Dans l'historiographie soviétique, la Commune est le premier État prolétarien de l’histoire. Les bolcheviks veulent donner leur revanche aux communards exterminés dans un massacre qui préfigure les grandes hécatombes perpétrées par les fascismes au XXème siècle, et qui reproduit dans les faubourgs ouvriers des métropoles celles qui se produisent alors aux colonies.
Le destin des communards est aussi une des raisons qui les pousse à réprimer impitoyablement la contre-révolution en Russie, dans le contexte de feu et de sang imposé par la Grande Guerre impérialiste de 1914.
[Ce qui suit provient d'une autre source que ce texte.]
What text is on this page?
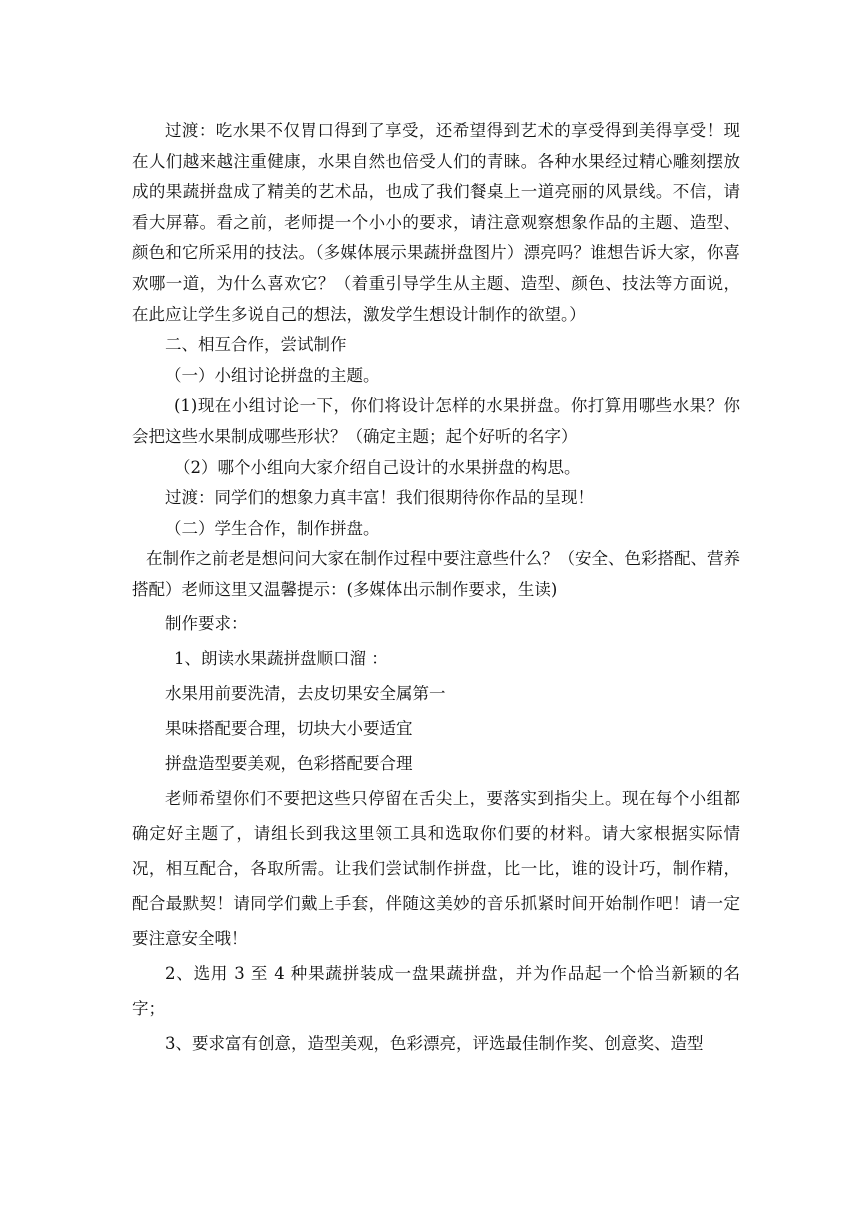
过渡：吃水果不仅胃口得到了享受，还希望得到艺术的享受得到美得享受！现在人们越来越注重健康，水果自然也倍受人们的青睐。各种水果经过精心雕刻摆放成的果蔬拼盘成了精美的艺术品，也成了我们餐桌上一道亮丽的风景线。不信，请看大屏幕。看之前，老师提一个小小的要求，请注意观察想象作品的主题、造型、颜色和它所采用的技法。（多媒体展示果蔬拼盘图片）漂亮吗？谁想告诉大家，你喜欢哪一道，为什么喜欢它？（着重引导学生从主题、造型、颜色、技法等方面说，在此应让学生多说自己的想法，激发学生想设计制作的欲望。）

二、相互合作，尝试制作

（一）小组讨论拼盘的主题。

(1)现在小组讨论一下，你们将设计怎样的水果拼盘。你打算用哪些水果？你会把这些水果制成哪些形状？（确定主题；起个好听的名字）

（2）哪个小组向大家介绍自己设计的水果拼盘的构思。

过渡：同学们的想象力真丰富！我们很期待你作品的呈现！

（二）学生合作，制作拼盘。

在制作之前老是想问问大家在制作过程中要注意些什么？（安全、色彩搭配、营养搭配）老师这里又温馨提示：(多媒体出示制作要求，生读)

制作要求：

1、朗读水果蔬拼盘顺口溜 ：

水果用前要洗清，去皮切果安全属第一

果味搭配要合理，切块大小要适宜

拼盘造型要美观，色彩搭配要合理

老师希望你们不要把这些只停留在舌尖上，要落实到指尖上。现在每个小组都确定好主题了，请组长到我这里领工具和选取你们要的材料。请大家根据实际情况，相互配合，各取所需。让我们尝试制作拼盘，比一比，谁的设计巧，制作精，配合最默契！请同学们戴上手套，伴随这美妙的音乐抓紧时间开始制作吧！请一定要注意安全哦！

2、选用 3 至 4 种果蔬拼装成一盘果蔬拼盘，并为作品起一个恰当新颖的名字；

3、要求富有创意，造型美观，色彩漂亮，评选最佳制作奖、创意奖、造型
Les communards ont perdu. Mais ce ne sont pas des « perdants », quelque téméraire qu’ait été leur entreprise ! Ils disposaient de deux cent mille soldats avec leurs fusils et leur artillerie et ils auraient pu gagner. Et la Révolution d’Octobre va se vivre comme la victoire différée de la Commune de 1871.
Mais un André Breton, pape du surréalisme et émigré aux États-Unis pendant l’occupation, ce mouvement prototype assez bruyant de la gauche divine, l’extrême gauche bourgeoise maquillée en avant-garde culturelle, rêve qu'un jour viendra où « 71 ne s’inversera pas en 17 ».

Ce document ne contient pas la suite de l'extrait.